SEBI further inquired stating that, "has the proposed Scheme of Amalgamation been approved by the shareholders?" If yes, the company was asked to provide the shareholders' resolution for the aforementioned and secondly, "as stated in the Application, the Scheme of Amalgamation is not yet filed with NSE and BSE as required under Regulation 37 of the LODR Regulations 2015 or with the MCA under the Companies Act, 2013." In this regard, the company was asked to provide the reasons for non–filing and provide the latest developments thereof.



The board after examination of facts noted that, as per Regulation 28 of the Buy–back Regulations 2018, the Board may, in the interest of investors and the securities market, relax the strict enforcement of any requirement of the aforesaid Regulations except the provisions incorporated from the Companies Act, if the Board is satisfied that the requirement is procedural in nature or the requirement may cause undue hardship to investors.



The board further noted that the requirement contained under Regulation 24(ii) of the Buy–back Regulations 2018 in general rule it is substantive in nature and prohibits the Company from making any public announcement of buy–back during the pendency of any Scheme of Amalgamation pursuant to the provisions of the Companies Act, 2013.



Further, NTPC confirmed that there will be no new issue of equity shares or change in the shareholding pattern of the Company consequent to the Scheme of Amalgamation with its wholly owned subsidiaries (which is yet to be approved by the shareholders).



Considering the aforementioned, the board observed that the requirement of Regulation 24(ii) of the Buy–back Regulations 2018 however, could be viewed as a 'procedural requirement' having regard to the facts of the present Application (i.e. a merger between a holding company and its wholly owned subsidiaries not involving any new issuance of equity shares or change in the paid–up share capital of the Company impacting the proposed buy–back).

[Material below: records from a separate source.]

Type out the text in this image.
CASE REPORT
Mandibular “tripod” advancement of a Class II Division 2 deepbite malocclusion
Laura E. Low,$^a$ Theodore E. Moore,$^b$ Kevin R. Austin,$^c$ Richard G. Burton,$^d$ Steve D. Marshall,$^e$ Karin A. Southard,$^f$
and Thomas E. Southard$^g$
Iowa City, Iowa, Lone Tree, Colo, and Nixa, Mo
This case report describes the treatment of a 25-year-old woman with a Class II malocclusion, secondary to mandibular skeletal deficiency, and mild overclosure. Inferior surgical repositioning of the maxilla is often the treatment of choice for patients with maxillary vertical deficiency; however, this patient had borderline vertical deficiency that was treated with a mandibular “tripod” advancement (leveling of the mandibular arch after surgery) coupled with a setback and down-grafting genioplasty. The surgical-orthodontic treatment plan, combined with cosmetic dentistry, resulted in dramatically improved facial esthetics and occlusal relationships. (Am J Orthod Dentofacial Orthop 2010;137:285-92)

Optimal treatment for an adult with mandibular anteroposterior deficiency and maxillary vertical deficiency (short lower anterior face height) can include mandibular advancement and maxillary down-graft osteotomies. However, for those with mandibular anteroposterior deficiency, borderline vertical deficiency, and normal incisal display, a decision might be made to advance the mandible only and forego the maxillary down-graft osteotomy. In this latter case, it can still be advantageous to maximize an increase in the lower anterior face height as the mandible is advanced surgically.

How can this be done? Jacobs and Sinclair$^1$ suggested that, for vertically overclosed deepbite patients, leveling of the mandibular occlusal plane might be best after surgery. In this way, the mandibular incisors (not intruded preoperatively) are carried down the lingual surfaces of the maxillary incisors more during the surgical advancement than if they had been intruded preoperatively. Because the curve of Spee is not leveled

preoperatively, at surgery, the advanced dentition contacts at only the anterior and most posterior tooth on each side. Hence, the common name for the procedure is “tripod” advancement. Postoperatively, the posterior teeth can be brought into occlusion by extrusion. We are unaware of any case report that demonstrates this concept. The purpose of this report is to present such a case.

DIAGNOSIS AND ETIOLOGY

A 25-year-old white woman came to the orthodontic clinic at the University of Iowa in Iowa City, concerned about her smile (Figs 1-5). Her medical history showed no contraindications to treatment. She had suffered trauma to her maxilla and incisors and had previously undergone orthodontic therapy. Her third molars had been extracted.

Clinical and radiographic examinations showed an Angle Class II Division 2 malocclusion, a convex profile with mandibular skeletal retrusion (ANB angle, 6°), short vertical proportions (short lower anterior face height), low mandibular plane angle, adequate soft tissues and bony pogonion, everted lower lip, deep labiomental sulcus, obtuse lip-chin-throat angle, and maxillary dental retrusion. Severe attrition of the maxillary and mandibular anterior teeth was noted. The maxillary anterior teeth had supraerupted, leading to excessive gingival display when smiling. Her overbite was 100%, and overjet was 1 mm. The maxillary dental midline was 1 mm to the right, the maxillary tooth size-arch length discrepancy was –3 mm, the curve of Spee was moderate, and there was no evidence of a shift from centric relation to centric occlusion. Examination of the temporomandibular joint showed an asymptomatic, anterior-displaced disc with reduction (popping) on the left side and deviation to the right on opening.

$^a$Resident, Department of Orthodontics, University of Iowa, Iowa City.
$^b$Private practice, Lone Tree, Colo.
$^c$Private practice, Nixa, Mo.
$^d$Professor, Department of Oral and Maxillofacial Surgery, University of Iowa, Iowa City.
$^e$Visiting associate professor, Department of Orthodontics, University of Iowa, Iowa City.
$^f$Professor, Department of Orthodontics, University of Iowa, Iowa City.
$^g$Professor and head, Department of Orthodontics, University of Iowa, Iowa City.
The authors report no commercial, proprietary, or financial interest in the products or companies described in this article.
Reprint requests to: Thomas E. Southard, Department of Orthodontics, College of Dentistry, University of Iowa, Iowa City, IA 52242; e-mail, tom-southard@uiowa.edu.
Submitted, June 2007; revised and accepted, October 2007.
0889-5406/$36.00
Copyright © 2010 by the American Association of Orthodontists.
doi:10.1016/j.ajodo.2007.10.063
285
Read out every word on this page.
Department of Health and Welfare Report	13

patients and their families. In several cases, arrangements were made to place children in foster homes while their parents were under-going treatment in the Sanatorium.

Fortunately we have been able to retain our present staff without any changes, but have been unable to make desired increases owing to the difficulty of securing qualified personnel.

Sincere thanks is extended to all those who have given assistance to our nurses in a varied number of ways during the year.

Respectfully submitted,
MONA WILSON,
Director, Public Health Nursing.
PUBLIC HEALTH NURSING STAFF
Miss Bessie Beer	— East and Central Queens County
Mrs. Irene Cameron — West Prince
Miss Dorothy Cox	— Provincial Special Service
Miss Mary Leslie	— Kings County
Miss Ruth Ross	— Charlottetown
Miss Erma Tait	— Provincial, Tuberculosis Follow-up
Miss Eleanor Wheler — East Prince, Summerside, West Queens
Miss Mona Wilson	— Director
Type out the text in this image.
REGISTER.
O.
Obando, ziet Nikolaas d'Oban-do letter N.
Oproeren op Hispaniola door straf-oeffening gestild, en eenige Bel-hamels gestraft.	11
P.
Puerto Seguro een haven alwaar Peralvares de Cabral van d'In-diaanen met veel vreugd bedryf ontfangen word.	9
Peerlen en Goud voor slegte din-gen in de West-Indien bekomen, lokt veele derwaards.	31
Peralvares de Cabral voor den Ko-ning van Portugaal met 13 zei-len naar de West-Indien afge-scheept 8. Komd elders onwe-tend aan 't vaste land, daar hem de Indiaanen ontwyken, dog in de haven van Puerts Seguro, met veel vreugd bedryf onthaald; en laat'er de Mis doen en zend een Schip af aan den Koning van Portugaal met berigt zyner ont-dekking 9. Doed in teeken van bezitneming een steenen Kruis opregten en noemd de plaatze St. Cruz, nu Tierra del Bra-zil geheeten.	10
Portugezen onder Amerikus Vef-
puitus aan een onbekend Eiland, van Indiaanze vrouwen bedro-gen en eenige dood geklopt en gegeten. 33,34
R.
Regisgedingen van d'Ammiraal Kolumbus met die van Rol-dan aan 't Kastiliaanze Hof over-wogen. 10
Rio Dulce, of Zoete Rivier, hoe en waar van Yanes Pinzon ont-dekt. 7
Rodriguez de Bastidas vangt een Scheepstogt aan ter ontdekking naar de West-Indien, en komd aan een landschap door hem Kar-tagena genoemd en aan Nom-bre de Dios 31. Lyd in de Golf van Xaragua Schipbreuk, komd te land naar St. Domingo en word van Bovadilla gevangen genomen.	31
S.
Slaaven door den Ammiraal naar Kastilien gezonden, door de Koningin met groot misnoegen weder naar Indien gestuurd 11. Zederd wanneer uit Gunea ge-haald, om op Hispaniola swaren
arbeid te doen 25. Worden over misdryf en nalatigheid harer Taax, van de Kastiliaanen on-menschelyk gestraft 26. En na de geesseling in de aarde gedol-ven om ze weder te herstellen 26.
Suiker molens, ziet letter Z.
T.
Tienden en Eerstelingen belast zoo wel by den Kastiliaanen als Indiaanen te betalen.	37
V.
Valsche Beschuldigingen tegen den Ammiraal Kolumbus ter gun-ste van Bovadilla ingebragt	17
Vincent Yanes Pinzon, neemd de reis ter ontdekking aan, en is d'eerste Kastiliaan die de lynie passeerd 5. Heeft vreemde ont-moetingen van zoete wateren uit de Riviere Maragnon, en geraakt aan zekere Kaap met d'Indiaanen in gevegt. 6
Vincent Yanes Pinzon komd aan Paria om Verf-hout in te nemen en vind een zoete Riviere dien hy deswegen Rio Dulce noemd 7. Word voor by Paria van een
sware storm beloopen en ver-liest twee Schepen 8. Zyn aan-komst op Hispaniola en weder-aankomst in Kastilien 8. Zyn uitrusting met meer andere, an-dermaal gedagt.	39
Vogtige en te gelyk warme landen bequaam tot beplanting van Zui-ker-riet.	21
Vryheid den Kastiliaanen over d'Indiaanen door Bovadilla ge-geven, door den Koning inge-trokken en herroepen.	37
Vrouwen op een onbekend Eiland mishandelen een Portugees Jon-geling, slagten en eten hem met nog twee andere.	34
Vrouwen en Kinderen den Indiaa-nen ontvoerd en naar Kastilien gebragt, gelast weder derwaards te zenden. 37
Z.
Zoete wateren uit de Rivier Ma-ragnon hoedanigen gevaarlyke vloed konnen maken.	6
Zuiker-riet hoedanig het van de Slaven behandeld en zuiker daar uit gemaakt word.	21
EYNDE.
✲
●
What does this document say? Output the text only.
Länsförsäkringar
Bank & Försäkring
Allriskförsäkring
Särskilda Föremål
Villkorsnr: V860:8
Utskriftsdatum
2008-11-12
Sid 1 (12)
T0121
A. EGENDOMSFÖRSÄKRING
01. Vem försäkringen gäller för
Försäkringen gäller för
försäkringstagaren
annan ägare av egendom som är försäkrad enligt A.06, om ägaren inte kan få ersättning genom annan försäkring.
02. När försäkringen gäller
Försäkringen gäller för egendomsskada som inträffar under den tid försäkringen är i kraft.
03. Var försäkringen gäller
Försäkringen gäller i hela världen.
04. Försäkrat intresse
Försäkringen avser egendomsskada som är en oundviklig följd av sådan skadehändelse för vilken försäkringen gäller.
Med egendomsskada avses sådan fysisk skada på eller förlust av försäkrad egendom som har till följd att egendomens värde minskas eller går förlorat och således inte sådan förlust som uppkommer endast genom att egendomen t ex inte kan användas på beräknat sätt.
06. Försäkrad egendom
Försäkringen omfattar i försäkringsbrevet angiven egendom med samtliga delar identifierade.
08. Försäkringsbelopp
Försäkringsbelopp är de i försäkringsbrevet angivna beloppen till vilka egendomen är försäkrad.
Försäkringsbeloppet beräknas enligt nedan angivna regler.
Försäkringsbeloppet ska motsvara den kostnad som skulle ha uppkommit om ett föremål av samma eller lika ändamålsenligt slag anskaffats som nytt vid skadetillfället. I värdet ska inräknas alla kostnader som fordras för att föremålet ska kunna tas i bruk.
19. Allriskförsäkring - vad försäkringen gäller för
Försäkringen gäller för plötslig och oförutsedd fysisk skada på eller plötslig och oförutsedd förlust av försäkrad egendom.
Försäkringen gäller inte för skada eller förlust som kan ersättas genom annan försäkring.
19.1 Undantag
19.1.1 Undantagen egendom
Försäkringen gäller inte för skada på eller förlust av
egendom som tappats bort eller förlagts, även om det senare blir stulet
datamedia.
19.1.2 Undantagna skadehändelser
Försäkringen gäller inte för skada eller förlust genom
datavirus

In addition to this, NTPC had also informed SEBI that in compliance with Regulation 37(6) of the LODR Regulations 2015, the Scheme of Amalgamation proposed to be filed before the MCA under Sections 230–232 of Companies Act, 2013, for sanctioning the Scheme, shall be filed with the stock exchanges for the purpose of disclosures, as mandated. Accordingly, the board was of the view that exemption/relaxation as sought for in the Application be granted to NTPC. However, such exemption/relaxation shall be subject to certain conditions stated herein.